Crucita, the older sister arrives and stands over me, her belly swollen although her breasts are still not fully formed.  She is 15 years old and pregnant with her second child.  I don´t want to make hasty assumptions but I cannot help but to speculate as to how Crucita first became pregnant at the age of 13 in a culture where young women are not allowed to go out with men alone.  I don´t want to make hasty assumptions but I find it odd that Crucita lives unmarried in the neighboring community of Las Playitas with her sister rather than at home.  Could it be the father again?
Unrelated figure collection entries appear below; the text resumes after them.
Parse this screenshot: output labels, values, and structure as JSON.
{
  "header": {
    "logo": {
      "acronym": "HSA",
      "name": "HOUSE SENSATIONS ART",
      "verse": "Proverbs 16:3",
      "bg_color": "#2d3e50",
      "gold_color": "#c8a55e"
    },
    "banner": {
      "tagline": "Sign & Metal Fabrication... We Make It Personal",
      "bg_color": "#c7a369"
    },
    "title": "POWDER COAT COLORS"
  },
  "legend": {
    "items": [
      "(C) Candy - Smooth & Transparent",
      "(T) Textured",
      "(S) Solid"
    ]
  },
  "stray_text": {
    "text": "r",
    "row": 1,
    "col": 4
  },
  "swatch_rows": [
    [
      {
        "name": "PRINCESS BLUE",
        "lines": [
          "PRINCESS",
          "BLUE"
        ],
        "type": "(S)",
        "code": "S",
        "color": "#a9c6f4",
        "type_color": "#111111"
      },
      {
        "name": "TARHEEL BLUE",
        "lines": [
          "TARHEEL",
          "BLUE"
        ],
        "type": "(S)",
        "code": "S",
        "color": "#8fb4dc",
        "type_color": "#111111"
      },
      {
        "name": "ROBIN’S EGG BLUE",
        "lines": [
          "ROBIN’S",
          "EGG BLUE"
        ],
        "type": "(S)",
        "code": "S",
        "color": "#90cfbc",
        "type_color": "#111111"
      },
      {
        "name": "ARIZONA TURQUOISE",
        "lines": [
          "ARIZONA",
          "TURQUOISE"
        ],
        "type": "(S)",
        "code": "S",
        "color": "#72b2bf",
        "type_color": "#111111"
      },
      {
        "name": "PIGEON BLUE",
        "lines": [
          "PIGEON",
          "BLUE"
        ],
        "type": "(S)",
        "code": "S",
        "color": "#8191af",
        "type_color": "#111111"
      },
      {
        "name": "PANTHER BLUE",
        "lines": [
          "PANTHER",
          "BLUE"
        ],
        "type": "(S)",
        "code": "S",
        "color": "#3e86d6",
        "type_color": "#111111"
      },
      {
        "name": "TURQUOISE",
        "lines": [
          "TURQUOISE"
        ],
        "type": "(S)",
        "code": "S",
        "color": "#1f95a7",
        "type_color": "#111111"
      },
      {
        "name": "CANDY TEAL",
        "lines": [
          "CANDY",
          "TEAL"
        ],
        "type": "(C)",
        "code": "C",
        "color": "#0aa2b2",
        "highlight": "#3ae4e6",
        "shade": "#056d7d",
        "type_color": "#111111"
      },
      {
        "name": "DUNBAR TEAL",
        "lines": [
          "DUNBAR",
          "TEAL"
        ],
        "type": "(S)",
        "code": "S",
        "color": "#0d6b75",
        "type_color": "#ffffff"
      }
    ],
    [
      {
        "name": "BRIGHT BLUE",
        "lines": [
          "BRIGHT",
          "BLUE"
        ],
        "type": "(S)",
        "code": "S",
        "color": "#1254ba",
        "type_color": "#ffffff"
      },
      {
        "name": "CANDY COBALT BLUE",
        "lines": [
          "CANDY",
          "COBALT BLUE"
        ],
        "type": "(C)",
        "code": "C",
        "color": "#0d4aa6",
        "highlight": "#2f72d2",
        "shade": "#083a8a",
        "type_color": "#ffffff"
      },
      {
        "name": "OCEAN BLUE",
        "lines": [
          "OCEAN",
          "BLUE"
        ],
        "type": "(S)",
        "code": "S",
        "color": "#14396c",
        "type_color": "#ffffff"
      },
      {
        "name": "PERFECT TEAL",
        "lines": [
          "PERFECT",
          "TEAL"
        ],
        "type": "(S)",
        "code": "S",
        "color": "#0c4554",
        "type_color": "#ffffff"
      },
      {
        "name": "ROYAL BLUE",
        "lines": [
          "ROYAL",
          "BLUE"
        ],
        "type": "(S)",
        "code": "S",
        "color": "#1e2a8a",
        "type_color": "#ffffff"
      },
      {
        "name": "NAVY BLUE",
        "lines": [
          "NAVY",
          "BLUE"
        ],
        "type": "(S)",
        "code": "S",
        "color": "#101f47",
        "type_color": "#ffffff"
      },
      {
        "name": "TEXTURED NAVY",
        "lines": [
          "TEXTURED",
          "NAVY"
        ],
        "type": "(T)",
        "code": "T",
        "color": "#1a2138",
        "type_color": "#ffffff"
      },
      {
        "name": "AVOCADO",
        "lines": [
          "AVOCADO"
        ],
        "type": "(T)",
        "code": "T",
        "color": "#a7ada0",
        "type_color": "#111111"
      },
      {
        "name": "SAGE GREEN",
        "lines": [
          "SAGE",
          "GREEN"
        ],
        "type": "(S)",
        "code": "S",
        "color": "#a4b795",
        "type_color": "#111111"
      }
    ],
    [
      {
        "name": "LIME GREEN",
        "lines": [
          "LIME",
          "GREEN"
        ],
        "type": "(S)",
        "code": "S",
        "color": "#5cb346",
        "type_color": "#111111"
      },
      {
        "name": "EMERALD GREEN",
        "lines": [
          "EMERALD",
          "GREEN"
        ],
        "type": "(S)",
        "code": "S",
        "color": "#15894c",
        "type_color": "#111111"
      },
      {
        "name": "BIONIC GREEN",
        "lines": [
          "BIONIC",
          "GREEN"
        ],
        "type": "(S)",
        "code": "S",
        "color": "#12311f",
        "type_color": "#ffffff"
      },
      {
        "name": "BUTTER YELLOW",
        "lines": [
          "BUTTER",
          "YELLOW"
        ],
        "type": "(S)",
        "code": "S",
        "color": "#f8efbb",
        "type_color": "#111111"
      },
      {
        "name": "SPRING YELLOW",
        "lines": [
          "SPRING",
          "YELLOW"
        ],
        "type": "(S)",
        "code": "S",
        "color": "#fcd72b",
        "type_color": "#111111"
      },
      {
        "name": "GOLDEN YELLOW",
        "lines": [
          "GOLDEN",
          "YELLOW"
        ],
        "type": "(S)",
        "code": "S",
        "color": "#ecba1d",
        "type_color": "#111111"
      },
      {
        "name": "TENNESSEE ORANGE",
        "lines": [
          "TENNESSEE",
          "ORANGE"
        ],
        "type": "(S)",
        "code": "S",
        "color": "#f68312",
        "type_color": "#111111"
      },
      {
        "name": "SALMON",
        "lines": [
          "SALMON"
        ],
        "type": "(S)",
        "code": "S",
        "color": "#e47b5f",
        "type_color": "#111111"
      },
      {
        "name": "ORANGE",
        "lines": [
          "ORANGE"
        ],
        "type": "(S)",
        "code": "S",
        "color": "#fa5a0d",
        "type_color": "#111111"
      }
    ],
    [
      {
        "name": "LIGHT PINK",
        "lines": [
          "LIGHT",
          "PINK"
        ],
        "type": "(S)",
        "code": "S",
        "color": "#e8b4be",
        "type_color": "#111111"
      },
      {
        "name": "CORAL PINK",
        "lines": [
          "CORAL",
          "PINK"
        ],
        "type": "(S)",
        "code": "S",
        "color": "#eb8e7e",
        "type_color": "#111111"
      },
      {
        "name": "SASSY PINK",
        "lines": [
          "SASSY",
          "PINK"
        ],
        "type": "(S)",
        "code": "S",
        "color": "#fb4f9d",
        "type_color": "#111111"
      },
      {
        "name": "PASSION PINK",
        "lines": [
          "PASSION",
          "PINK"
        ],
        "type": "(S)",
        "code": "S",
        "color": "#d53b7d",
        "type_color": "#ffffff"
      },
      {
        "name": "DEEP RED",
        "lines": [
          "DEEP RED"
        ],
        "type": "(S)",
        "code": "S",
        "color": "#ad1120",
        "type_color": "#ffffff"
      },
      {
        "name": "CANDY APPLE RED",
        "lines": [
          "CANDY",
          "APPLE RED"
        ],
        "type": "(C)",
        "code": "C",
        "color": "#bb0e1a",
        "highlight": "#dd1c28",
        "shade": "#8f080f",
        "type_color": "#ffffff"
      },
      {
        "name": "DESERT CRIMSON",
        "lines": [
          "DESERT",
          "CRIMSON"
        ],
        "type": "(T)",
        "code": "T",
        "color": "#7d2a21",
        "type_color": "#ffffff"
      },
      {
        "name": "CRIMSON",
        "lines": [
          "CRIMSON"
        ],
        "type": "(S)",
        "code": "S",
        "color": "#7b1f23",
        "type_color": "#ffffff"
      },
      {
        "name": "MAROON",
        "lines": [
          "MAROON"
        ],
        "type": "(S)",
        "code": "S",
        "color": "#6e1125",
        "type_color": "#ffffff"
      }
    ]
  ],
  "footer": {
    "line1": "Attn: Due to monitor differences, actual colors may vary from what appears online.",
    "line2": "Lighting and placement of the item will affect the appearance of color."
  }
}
I dont want to speculate anymore.  I continue washing clothes.  Maybe if I scrub harder these terrible thoughts, too, will wash away.
 
I´d like to think that I could talk to Maria de la Cruz about all this.  In the US I could tell her that she has the right and power to report this, that there are agencies and people who can help her.  But here, metido in the campo of Panama, I know that we are too far in the thick of it for anyone to save her.  And she knows it.  Here without cell phone service, with a road that is only passable for certain months of the year, what agency would possibly be able to help?  And what would become of the 16 children who depend on her for food and shelter and safety?  And what would become of her extended family that stays behind to deal with the fury of Isaiah?  And what would become of me, the neighbor who enticed her to escape?  It´s not only a bad idea, it´s an impossible one. 
 
All I can think to do is fill the water tanks for Yeli and carry them up the hill when I have time, let her and the rest of her siblings stay late at my house to read stories (especially on the nights when Isaiah is drunk), and give them left over vegetables to take home when I leave town.  It pains me to know I cannot fix this family, nor can I make their lives any safer, but there´s something to be said for being a good neighbor, so I do my best.